И вот Миша увлекся поэтическими молодежными турнирами, которые проводились в библиотеках, в кафе, в книжных магазинах – в «Республике», например, устраивались регулярно. И довольно часто побеждал. Там были и обсуждения. И бывало так: все Мишу хвалят, всем нравится, но встанет кто-то один и поругает – и все, Миша впадает в депрессию, ему кажется, что его стихи никуда не годятся, он ложится дома и тяжко страдает. Потом кое-как перезагружается, и все начинается сначала.
Я однажды спросила:
– Ты, наверно, мировой славы хочешь?
Он ответил:
– Да, конечно. Иначе какой смысл?
Кто знает, может, и добьется.
3.
Ну вот…
Лежала я на кровати в гостинице и думала: пойти, не пойти?
Было много аргументов за и против. Ясно одно – мне там будет плохо. Но и папе сейчас плохо, не сравнить, как плохо. Значит, пусть и мне достанется. А поскольку жизнь есть переплетение сообщающихся сосудов, то, возможно, если что-то плохое прибавится мне, оно убавится у папы. Такая вот нелепая, но небезосновательная мысль.
И я позвонила Петру Петровичу, моему водителю и охраннику. Папа нанял его после того, как меня облили краской при выходе из школы. Синей масляной краской. Какой-то подросток плеснул и убежал. Кто его послал, за что меня облили, осталось неясным. Может быть, папа что-то знал, но не хотел говорить.
Петр Петрович был из спецслужб, отставник, очень высокий, я со своими метром семьюдесятью четырьмя (хорошо, что говорю не вслух, а то бы не выговорила) едва доставала ему до подбородка. Вообще большой, даже огромный. Плечи в два раза шире моих, большая голова, тоже вдвое больше моей, все очень большое, но хорошо сложенное. При этом легкий, ходил так, будто земное притяжение его не очень притягивает. И еще у него был шрам через всю щеку. Через левую.

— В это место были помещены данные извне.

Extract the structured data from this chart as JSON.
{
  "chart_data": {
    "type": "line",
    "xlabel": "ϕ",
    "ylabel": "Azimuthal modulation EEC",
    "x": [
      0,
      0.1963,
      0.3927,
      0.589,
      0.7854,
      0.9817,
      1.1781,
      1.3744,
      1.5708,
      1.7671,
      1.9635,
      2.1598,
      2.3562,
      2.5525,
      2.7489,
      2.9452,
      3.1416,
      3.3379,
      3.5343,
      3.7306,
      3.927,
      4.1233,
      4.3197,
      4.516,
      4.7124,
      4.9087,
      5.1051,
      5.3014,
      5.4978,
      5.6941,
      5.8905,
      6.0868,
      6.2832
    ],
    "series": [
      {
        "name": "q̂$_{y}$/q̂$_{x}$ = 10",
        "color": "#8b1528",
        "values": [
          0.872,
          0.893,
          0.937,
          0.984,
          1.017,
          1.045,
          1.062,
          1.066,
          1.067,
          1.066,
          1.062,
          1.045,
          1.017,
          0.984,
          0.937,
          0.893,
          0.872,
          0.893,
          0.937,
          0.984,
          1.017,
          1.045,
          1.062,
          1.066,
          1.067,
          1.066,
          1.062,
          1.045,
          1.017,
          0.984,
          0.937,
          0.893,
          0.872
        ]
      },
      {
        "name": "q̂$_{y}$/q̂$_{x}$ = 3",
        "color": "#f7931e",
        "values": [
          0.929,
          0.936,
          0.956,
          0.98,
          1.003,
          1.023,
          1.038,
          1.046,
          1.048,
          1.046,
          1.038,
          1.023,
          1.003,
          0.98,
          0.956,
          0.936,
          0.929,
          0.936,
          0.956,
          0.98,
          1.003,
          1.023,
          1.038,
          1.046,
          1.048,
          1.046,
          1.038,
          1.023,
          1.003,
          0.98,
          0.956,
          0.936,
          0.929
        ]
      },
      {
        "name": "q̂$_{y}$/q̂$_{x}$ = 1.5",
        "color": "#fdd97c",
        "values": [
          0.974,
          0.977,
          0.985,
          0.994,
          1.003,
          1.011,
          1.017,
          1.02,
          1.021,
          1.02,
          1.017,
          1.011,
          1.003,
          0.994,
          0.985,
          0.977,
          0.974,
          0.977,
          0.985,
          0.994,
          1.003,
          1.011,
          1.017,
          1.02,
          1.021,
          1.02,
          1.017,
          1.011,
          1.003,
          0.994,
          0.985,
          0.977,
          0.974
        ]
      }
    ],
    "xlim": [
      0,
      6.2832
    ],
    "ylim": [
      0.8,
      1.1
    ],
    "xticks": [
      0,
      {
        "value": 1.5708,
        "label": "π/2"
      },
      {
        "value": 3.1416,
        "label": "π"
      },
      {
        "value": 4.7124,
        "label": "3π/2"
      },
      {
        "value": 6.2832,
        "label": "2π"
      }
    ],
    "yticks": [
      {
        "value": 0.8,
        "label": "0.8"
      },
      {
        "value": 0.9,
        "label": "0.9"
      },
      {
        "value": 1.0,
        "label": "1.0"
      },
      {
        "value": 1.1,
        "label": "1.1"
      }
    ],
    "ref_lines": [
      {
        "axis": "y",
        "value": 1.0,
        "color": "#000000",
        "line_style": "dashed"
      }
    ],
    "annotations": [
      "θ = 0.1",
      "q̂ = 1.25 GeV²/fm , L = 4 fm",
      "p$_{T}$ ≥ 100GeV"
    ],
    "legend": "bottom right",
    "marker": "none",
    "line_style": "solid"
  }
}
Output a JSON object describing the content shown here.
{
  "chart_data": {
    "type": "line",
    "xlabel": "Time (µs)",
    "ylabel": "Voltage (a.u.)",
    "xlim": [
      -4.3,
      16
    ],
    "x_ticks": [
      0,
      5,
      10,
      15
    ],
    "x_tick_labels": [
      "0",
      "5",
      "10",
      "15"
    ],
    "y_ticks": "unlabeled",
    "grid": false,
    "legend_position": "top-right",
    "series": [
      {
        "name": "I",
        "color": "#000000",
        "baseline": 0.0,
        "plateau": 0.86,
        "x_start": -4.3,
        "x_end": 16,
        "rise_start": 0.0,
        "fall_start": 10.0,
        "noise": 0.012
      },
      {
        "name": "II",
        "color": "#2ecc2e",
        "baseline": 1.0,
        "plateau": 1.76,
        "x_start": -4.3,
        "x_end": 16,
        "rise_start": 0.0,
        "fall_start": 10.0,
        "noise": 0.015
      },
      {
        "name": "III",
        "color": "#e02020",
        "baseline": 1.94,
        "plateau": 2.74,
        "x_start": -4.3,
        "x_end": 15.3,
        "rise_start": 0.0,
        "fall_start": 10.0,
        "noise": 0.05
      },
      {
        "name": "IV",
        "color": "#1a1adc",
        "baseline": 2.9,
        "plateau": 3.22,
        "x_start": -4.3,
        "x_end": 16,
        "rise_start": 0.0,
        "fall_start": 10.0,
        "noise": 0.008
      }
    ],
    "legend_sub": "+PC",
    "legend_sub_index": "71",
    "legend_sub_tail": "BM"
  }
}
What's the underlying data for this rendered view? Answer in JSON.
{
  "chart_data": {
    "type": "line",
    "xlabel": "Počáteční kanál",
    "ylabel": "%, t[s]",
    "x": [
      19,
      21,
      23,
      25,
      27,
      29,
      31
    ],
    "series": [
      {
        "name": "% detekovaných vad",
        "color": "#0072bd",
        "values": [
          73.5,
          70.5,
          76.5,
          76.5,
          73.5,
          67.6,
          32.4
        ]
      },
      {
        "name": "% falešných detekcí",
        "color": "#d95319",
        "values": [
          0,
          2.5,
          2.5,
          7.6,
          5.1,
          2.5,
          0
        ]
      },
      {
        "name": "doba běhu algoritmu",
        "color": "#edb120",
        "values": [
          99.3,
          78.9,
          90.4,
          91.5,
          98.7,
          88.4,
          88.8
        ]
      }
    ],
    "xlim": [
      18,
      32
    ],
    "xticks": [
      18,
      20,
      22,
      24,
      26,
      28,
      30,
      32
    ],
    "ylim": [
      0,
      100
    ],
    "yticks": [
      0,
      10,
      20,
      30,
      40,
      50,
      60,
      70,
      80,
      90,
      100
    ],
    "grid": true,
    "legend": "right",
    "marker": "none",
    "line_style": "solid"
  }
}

Он привозил меня, терпеливо ждал в машине или вестибюле, в стороне от других водителей и охранников, что-то читал в планшете-читалке или ничего не делал, сидел и о чем-то думал. Говорил со мной мало, только улыбался и любовался. Отечески. У него самого были уже маленькие внуки от двух дочерей и сына.
Однажды я спросила:
– Петр Петрович, а почему вы, такой особенный, такую работу выбрали?
– Я особенный?
– А то сами не знаете!
– Может быть. У меня, Ксения, жизнь была большая. Две семьи было, два дома построил, всех обеспечил. Страну объездил вдоль и поперек. С интересными людьми встречался, с негодяями тоже. Убить могли.
– Поэтому шрам?
– Поэтому шрам. А потом я устал, решил пожить один. Ушел со службы. И мне понравилось лениться. Пример с меня не бери, трудиться надо, учиться надо. Мой пример отрицательный.
– Ладно. Как лениться? Ничего не делать?
– Ничего не делать – с ума сойдешь. Почитать что-нибудь, посмотреть кино, я много книг пропустил, много фильмов, некогда было. О жизни подумать. И я искал такую работу, чтобы и деньги нормальные, и не утомительно. И у твоего отца нашел, приятель меня порекомендовал. Мне хорошо, меня все устраивает. Ну, и еще болею немножко, но так. Терпимо.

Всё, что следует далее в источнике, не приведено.